A medida que se acercaban a la frontera entre Guatemala y México, empezó a percibir la sensación de libertad. Pero todavía no estaban allí, y todavía existía la posibilidad de que algo pudiera salir terriblemente mal. Después de viajar durante horas, encontraron un último obstáculo: el río que separaba Guatemala de México. Cautelosamente, instó a sus hijos a que subieran en un pequeño bote que un amigo había preparado para ellos. A las diez de la mañana llegaron a la estación migratoria mexicana.
Emily y sus hijos habían alcanzado la libertad de la pandilla hondureña que los había aterrorizado. Pero sus pruebas no habían terminado. Ningún albergue tenía espacio para los cinco. El gobierno mexicano no podía detenerla debido a que iba con sus hijos pequeños y su hijo con discapacidades especiales. Y así durante días, durmieron en la calle, acurrucados para protegerse, tratando de consolar a los pequeños mientras lloraban.
Los niños estaban hambrientos, exhaustos y todavía muy asustados.
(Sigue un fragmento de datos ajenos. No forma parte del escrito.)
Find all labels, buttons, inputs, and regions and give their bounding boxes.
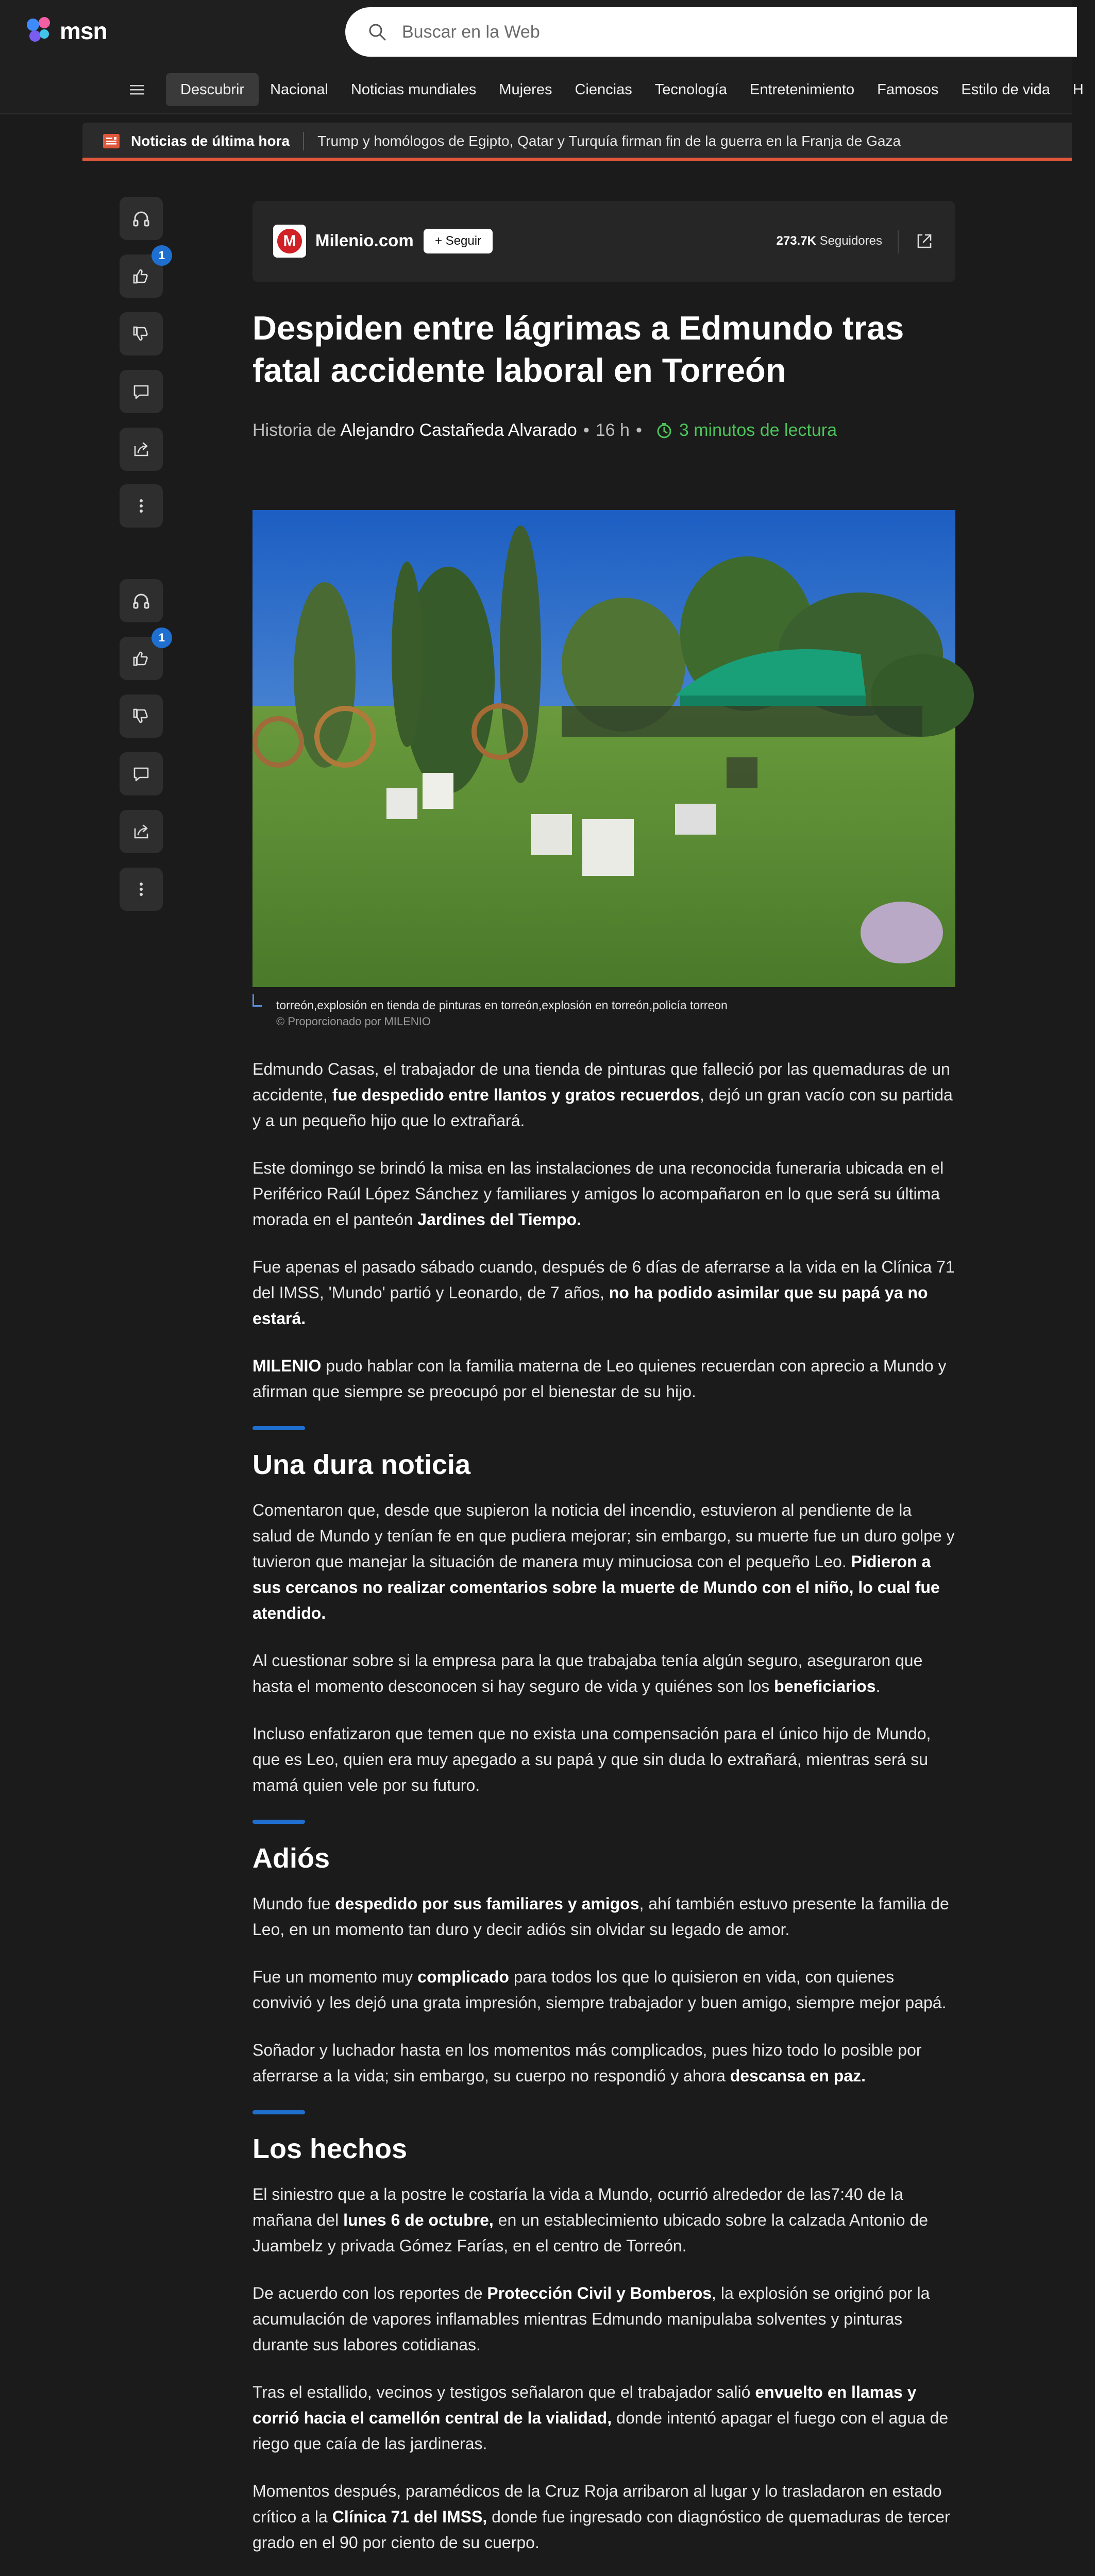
section-accent-bar <box>252 2110 305 2114</box>
open-external-icon[interactable] <box>915 232 934 250</box>
bold-text: Protección Civil y Bomberos <box>487 2284 712 2302</box>
text-run: Soñador y luchador hasta en los momentos más complicados, pues hizo todo lo posible por aferrarse a la vida; sin embargo, su cuerpo no respondió y ahora <box>252 2041 922 2085</box>
bold-text: Jardines del Tiempo. <box>417 1210 581 1229</box>
caption-marker <box>252 994 262 1007</box>
listen-button[interactable] <box>120 197 163 240</box>
article-title: Despiden entre lágrimas a Edmundo tras fatal accidente laboral en Torreón <box>252 309 904 389</box>
section-heading: Una dura noticia <box>252 1449 471 1480</box>
nav-item-noticias-mundiales[interactable]: Noticias mundiales <box>350 81 477 98</box>
publisher-name[interactable]: Milenio.com <box>315 231 414 250</box>
comment-icon <box>131 764 151 784</box>
share-button[interactable] <box>120 428 163 471</box>
thumbs-up-icon <box>131 648 151 669</box>
top-bar <box>0 0 1072 66</box>
nav-item-mujeres[interactable]: Mujeres <box>499 81 552 98</box>
author-name[interactable]: Alejandro Castañeda Alvarado <box>340 420 577 440</box>
bold-text: Clínica 71 del IMSS, <box>332 2507 487 2526</box>
breaking-news-label: Noticias de última hora <box>131 133 290 149</box>
article-paragraph <box>252 1056 955 1133</box>
msn-logo[interactable] <box>24 14 107 47</box>
like-button[interactable] <box>120 631 165 680</box>
followers-label: Seguidores <box>819 234 882 248</box>
separator-dot: • <box>635 420 642 440</box>
article-paragraph <box>252 1353 955 1404</box>
text-run: Este domingo se brindó la misa en las instalaciones de una reconocida funeraria ubicada en el Periférico Raúl López Sánchez y familiares y amigos lo acompañaron en lo que será su última morada en el panteón <box>252 1159 944 1229</box>
nav-item-entretenimiento[interactable]: Entretenimiento <box>749 81 855 98</box>
text-run: . <box>875 1677 881 1696</box>
bold-text: no ha podido asimilar que su papá ya no estará. <box>252 1283 928 1328</box>
breaking-news-accent <box>82 158 1072 161</box>
text-run: Fue apenas el pasado sábado cuando, después de 6 días de aferrarse a la vida en la Clínica 71 del IMSS, 'Mundo' partió y Leonardo, de 7 años, <box>252 1258 955 1302</box>
article-paragraph <box>252 1155 955 1232</box>
nav-item-nacional[interactable]: Nacional <box>270 81 328 98</box>
dislike-button[interactable] <box>120 312 163 355</box>
byline <box>252 420 837 440</box>
publisher-card <box>252 201 955 282</box>
comment-button[interactable] <box>120 752 163 795</box>
bold-text: Pidieron a sus cercanos no realizar comentarios sobre la muerte de Mundo con el niño, lo cual fue atendido. <box>252 1552 940 1622</box>
breaking-news-icon <box>103 134 120 148</box>
nav-item-descubrir[interactable]: Descubrir <box>166 73 259 106</box>
text-run: pudo hablar con la familia materna de Leo quienes recuerdan con aprecio a Mundo y afirman que siempre se preocupó por el bienestar de su hijo. <box>252 1357 947 1401</box>
nav-item-estilo-de-vida[interactable]: Estilo de vida <box>961 81 1050 98</box>
dislike-button[interactable] <box>120 694 163 738</box>
nav-item-tecnologia[interactable]: Tecnología <box>654 81 727 98</box>
article-paragraph <box>252 2037 955 2089</box>
nav-items <box>166 73 1095 106</box>
nav-item-famosos[interactable]: Famosos <box>877 81 939 98</box>
more-vertical-icon <box>131 879 151 900</box>
like-button[interactable] <box>120 249 165 298</box>
article-paragraph <box>252 2379 955 2456</box>
bold-text: envuelto en llamas y corrió hacia el camellón central de la vialidad, <box>252 2383 917 2427</box>
search-bar[interactable] <box>345 7 1077 57</box>
divider <box>303 132 304 150</box>
image-caption: torreón,explosión en tienda de pinturas en torreón,explosión en torreón,policía torreon <box>276 998 728 1012</box>
text-run: Incluso enfatizaron que temen que no exista una compensación para el único hijo de Mundo, que es Leo, quien era muy apegado a su papá y que sin duda lo extrañará, mientras será su mamá quien vele por su futuro. <box>252 1724 931 1794</box>
read-time-text: 3 minutos de lectura <box>679 420 837 440</box>
article-paragraph <box>252 1721 955 1798</box>
more-vertical-icon <box>131 496 151 516</box>
article-paragraph <box>252 2280 955 2358</box>
byline-prefix: Historia de <box>252 420 336 440</box>
share-button[interactable] <box>120 810 163 853</box>
article-paragraph <box>252 2181 955 2259</box>
followers-count <box>777 234 882 248</box>
article-paragraph <box>252 1254 955 1331</box>
search-input[interactable] <box>402 22 1020 42</box>
section-heading: Adiós <box>252 1843 330 1874</box>
share-icon <box>131 821 151 842</box>
text-run: Tras el estallido, vecinos y testigos señalaron que el trabajador salió <box>252 2383 755 2401</box>
divider <box>0 113 1072 114</box>
text-run: para todos los que lo quisieron en vida, con quienes convivió y les dejó una grata impresión, siempre trabajador y buen amigo, siempre mejor papá. <box>252 1968 947 2012</box>
text-run: Comentaron que, desde que supieron la noticia del incendio, estuvieron al pendiente de la salud de Mundo y tenían fe en que pudiera mejorar; sin embargo, su muerte fue un duro golpe y tuvieron que manejar la situación de manera muy minuciosa con el pequeño Leo. <box>252 1501 955 1571</box>
publisher-logo-letter: M <box>277 229 302 253</box>
nav-item-ciencias[interactable]: Ciencias <box>575 81 632 98</box>
listen-button[interactable] <box>120 579 163 622</box>
thumbs-down-icon <box>131 706 151 726</box>
breaking-news-bar[interactable] <box>82 123 1072 160</box>
share-icon <box>131 439 151 460</box>
nav-item-truncated[interactable]: H <box>1072 81 1084 98</box>
section-accent-bar <box>252 1426 305 1430</box>
article-paragraph <box>252 1497 955 1626</box>
thumbs-down-icon <box>131 324 151 344</box>
text-run: Edmundo Casas, el trabajador de una tienda de pinturas que falleció por las quemaduras de un accidente, <box>252 1060 950 1104</box>
text-run: , dejó un gran vacío con su partida y a un pequeño hijo que lo extrañará. <box>252 1086 953 1130</box>
text-run: Momentos después, paramédicos de la Cruz Roja arribaron al lugar y lo trasladaron en estado crítico a la <box>252 2482 942 2526</box>
article-paragraph <box>252 2478 955 2555</box>
follow-button[interactable]: + Seguir <box>424 229 493 253</box>
more-options-button[interactable] <box>120 484 163 528</box>
bold-text: complicado <box>417 1968 509 1986</box>
text-run: Fue un momento muy <box>252 1968 418 1986</box>
bold-text: beneficiarios <box>774 1677 876 1696</box>
divider <box>898 230 899 253</box>
separator-dot: • <box>583 420 589 440</box>
thumbs-up-icon <box>131 266 151 286</box>
menu-icon[interactable] <box>129 81 145 98</box>
text-run: De acuerdo con los reportes de <box>252 2284 487 2302</box>
breaking-news-headline[interactable]: Trump y homólogos de Egipto, Qatar y Turquía firman fin de la guerra en la Franja de Gaza <box>317 133 901 149</box>
text-run: , ahí también estuvo presente la familia de Leo, en un momento tan duro y decir adiós sin olvidar su legado de amor. <box>252 1894 949 1939</box>
bold-text: fue despedido entre llantos y gratos recuerdos <box>332 1086 700 1104</box>
text-run: , la explosión se originó por la acumulación de vapores inflamables mientras Edmundo manipulaba solventes y pinturas durante sus labores cotidianas. <box>252 2284 930 2354</box>
category-nav <box>0 66 1084 113</box>
headphones-icon <box>131 590 151 611</box>
read-time <box>655 420 837 440</box>
article-paragraph <box>252 1648 955 1699</box>
msn-butterfly-icon <box>24 14 57 47</box>
text-run: donde intentó apagar el fuego con el agua de riego que caía de las jardineras. <box>252 2409 949 2453</box>
search-icon <box>368 23 386 41</box>
headphones-icon <box>131 208 151 229</box>
article-body <box>252 1056 955 2576</box>
more-options-button[interactable] <box>120 868 163 911</box>
text-run: en un establecimiento ubicado sobre la calzada Antonio de Juambelz y privada Gómez Farías, en el centro de Torreón. <box>252 2211 928 2255</box>
hero-image[interactable] <box>252 510 955 987</box>
image-credit: © Proporcionado por MILENIO <box>276 1015 431 1028</box>
bold-text: MILENIO <box>252 1357 322 1375</box>
text-run: Mundo fue <box>252 1894 335 1913</box>
clock-icon <box>655 422 673 439</box>
bold-text: descansa en paz. <box>730 2066 866 2085</box>
like-count-badge: 1 <box>151 628 172 648</box>
text-run: El siniestro que a la postre le costaría la vida a Mundo, ocurrió alrededor de las7:40 de la mañana del <box>252 2185 903 2229</box>
followers-number: 273.7K <box>776 234 816 248</box>
time-ago: 16 h <box>595 420 630 440</box>
like-count-badge: 1 <box>151 245 172 266</box>
article-paragraph <box>252 1964 955 2015</box>
publisher-logo[interactable] <box>273 225 306 258</box>
comment-icon <box>131 381 151 402</box>
cemetery-photo <box>252 510 955 987</box>
text-run: donde fue ingresado con diagnóstico de quemaduras de tercer grado en el 90 por ciento de su cuerpo. <box>252 2507 950 2552</box>
article-paragraph <box>252 1891 955 1942</box>
bold-text: lunes 6 de octubre, <box>343 2211 494 2229</box>
comment-button[interactable] <box>120 370 163 413</box>
bold-text: despedido por sus familiares y amigos <box>335 1894 639 1913</box>
brand-name: msn <box>60 18 107 44</box>
section-accent-bar <box>252 1820 305 1824</box>
text-run: Al cuestionar sobre si la empresa para la que trabajaba tenía algún seguro, aseguraron que hasta el momento desconocen si hay seguro de vida y quiénes son los <box>252 1651 923 1696</box>
section-heading: Los hechos <box>252 2133 408 2164</box>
Los más pequeños no entendían por qué no podían ir a casa. Durante unos días, parecía que las cosas no mejorarían.
Finalmente, el personal de un albergue apoyado por el ACNUR encontró a la familia desesperada y se los llevó. El Albergue de Migrantes Samuel Ruiz está dirigido por las Hijas de la Caridad y tiene la capacidad de albergar a 150 personas a la vez. En los primeros meses de 2016, el albergue acogió a más de 8.000 familias, un aumento masivo con respecto al año anterior. La seguridad es estricta para la protección de los refugiados, muchos de los cuales están siendo perseguidos por las maras.